Attorney General William Barr’s remarks on Monday, signaling that the Justice Department anticipates no criminal charges against former President Obama and former Vice President Biden, should come as a surprise to no one (certainly, ahem, to no one who read "Ball of Collusion").
As I noted less than a month ago, the AG observed during a wide-ranging interview with Hugh Hewitt that the subjects of the Durham investigation are not candidates for public office; thus, they were not affected by a Justice Department guideline against bringing charges close to Election Day.
By then, Biden was already the putative Democratic presidential nominee.
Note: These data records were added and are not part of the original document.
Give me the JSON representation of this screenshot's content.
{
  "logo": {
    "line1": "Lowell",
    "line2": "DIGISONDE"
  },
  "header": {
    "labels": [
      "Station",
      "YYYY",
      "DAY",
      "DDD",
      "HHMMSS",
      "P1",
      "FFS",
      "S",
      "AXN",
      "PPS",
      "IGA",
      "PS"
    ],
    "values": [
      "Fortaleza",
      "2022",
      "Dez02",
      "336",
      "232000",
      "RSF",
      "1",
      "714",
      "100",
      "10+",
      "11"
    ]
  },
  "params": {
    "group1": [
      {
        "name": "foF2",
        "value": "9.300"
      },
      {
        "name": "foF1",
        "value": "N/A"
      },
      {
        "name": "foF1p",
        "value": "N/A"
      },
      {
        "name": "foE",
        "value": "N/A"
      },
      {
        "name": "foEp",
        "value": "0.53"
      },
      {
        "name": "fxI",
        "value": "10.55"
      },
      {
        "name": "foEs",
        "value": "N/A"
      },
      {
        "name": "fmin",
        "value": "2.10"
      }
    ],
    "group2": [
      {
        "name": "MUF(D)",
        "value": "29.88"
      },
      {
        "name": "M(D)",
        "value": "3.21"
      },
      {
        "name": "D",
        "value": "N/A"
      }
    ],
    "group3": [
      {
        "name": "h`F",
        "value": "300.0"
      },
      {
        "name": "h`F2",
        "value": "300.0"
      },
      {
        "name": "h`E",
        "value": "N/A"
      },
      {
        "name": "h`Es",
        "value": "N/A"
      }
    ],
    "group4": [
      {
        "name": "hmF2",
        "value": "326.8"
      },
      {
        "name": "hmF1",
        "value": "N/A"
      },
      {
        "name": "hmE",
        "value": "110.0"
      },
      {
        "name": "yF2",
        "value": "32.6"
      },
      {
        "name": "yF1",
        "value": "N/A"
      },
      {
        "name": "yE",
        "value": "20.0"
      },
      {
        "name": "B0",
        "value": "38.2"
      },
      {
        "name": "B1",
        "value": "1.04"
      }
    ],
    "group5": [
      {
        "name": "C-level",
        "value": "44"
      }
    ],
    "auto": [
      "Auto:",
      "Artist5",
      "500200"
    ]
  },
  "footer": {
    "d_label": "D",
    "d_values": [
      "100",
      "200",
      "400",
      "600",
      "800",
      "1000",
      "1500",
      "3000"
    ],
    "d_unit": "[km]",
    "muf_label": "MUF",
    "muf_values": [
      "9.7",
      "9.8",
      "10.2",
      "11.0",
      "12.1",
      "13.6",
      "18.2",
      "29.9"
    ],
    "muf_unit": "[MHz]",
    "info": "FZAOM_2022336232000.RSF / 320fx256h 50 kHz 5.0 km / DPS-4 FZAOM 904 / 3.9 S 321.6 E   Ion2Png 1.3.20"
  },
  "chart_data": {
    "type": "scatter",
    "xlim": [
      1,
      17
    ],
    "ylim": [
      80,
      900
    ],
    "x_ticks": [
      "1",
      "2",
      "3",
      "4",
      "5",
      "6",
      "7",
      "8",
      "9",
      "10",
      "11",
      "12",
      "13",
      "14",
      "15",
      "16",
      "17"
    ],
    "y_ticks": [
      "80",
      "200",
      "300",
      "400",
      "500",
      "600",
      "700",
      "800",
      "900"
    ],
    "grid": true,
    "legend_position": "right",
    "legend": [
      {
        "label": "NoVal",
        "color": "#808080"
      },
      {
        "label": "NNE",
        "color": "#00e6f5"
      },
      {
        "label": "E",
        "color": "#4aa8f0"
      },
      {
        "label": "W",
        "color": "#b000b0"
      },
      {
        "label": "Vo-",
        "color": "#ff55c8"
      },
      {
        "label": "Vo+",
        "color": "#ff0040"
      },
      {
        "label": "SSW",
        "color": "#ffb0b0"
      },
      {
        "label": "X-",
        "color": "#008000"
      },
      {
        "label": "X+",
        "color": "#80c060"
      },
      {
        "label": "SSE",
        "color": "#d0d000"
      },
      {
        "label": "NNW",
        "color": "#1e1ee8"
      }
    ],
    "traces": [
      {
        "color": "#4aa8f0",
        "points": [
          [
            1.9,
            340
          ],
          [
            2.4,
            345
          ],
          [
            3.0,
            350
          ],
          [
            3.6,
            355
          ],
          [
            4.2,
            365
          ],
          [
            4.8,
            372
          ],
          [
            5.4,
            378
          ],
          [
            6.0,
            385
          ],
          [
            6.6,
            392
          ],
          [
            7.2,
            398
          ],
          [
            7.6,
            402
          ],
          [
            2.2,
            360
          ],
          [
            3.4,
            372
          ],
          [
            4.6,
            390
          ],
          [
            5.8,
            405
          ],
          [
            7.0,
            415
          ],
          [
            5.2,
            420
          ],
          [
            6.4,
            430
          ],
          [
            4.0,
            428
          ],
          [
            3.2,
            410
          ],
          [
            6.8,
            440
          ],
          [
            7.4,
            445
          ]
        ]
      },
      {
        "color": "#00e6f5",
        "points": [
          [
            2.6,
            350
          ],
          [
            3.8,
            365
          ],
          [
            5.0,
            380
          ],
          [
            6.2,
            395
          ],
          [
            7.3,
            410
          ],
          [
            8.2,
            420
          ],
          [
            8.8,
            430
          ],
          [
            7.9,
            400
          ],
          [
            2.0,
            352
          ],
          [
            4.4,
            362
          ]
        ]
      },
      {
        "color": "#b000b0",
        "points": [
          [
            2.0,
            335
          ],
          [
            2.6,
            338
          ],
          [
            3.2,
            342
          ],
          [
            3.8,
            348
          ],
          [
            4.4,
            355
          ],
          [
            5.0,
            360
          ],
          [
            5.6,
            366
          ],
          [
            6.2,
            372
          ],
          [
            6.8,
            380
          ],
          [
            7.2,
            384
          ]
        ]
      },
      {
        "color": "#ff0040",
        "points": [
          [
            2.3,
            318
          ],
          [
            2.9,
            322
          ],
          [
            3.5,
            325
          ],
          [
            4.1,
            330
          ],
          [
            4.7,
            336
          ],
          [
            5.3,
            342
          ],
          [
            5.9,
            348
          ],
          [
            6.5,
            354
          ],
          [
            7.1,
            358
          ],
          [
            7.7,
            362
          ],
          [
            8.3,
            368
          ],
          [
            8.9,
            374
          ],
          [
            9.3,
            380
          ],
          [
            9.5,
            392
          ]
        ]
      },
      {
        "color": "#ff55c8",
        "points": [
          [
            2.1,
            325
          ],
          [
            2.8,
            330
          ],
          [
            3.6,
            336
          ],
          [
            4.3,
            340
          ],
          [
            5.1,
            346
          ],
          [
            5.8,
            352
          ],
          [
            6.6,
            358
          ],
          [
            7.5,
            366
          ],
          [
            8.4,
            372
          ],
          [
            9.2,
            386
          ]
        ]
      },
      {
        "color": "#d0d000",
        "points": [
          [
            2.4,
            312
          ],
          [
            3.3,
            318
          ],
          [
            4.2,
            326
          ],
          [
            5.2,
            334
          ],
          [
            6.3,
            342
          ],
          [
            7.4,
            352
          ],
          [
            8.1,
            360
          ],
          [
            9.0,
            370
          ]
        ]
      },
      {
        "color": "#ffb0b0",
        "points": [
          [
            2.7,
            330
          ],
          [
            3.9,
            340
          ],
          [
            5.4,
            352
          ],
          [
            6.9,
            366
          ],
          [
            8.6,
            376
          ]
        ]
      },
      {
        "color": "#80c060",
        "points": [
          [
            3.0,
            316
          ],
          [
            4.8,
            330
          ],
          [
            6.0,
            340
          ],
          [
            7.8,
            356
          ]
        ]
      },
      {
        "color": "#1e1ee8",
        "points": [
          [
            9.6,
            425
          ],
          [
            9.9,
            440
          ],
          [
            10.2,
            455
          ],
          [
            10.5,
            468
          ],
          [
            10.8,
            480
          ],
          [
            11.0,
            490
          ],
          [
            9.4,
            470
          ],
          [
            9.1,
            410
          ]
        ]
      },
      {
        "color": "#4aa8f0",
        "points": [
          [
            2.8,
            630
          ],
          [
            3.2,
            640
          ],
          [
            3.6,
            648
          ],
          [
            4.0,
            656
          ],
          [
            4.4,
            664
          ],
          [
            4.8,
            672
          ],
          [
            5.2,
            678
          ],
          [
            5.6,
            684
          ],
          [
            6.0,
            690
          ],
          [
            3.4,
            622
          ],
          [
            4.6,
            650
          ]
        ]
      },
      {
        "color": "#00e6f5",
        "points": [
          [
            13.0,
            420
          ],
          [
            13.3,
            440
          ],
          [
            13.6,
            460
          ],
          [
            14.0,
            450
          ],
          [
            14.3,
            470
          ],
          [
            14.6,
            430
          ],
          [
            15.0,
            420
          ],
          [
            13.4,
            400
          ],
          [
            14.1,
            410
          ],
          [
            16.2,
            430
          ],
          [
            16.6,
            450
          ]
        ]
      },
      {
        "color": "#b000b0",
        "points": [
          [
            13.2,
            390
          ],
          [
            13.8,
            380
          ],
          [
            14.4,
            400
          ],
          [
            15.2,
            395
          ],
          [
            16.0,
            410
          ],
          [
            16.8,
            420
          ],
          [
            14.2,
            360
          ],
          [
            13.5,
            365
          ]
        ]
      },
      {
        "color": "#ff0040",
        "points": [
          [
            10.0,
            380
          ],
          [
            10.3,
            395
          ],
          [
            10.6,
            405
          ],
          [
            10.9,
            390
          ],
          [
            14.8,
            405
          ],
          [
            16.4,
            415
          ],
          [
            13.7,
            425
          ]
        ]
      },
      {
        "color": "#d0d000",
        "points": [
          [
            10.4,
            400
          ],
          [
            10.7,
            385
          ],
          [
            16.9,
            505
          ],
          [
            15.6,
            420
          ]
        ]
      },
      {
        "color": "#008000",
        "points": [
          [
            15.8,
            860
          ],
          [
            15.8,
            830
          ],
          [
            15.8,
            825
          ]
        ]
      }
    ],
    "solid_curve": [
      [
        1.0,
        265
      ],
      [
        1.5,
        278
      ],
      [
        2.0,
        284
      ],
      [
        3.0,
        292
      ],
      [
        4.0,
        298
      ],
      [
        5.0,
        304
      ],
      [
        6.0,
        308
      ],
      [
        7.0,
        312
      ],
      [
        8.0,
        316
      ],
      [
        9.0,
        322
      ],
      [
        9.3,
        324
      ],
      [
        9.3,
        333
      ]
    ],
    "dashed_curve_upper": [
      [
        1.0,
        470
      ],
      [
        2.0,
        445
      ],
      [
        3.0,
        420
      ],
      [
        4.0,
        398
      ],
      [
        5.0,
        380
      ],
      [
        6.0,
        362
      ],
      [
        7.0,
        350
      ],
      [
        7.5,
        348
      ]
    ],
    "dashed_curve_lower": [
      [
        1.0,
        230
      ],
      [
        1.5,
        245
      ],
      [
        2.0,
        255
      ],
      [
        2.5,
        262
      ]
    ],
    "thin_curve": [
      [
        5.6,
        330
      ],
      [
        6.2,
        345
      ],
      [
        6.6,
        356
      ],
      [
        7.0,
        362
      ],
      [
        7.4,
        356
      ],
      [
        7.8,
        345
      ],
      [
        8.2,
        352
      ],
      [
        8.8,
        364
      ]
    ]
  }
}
Obviously, if serious consideration were being given to an indictment of Biden, Barr would not have made the point about the guideline.
To be sure, the media reporting will portray Barr’s latest comments as indicative of a rift between the AG and President Trump, whose latest “Obamagate” rhetoric frames Obama-era investigative abuses as “crime.”
Barr’s remarks will also be applauded as an “exoneration” of Obama officials — consistent with the media approach that portrays Democrats as innocent victims of right-wing smears if they manage to evade indictment, while a “guilty until proved innocent beyond any doubt” standard is applied to Republicans.
Barr’s comments will feature in the “nothing to see here” storyline, the press’s counter to stunning revelations about the baselessness of the Russia collusion narrative willfully peddled by Democrats, and the exploitation of counterintelligence powers — powers that are supposed to protect us from jihadists and hostile regimes — for partisan political purposes.
To the contrary, my sense is that the AG believes there is plenty to see and be outraged about. It simply may not be criminal.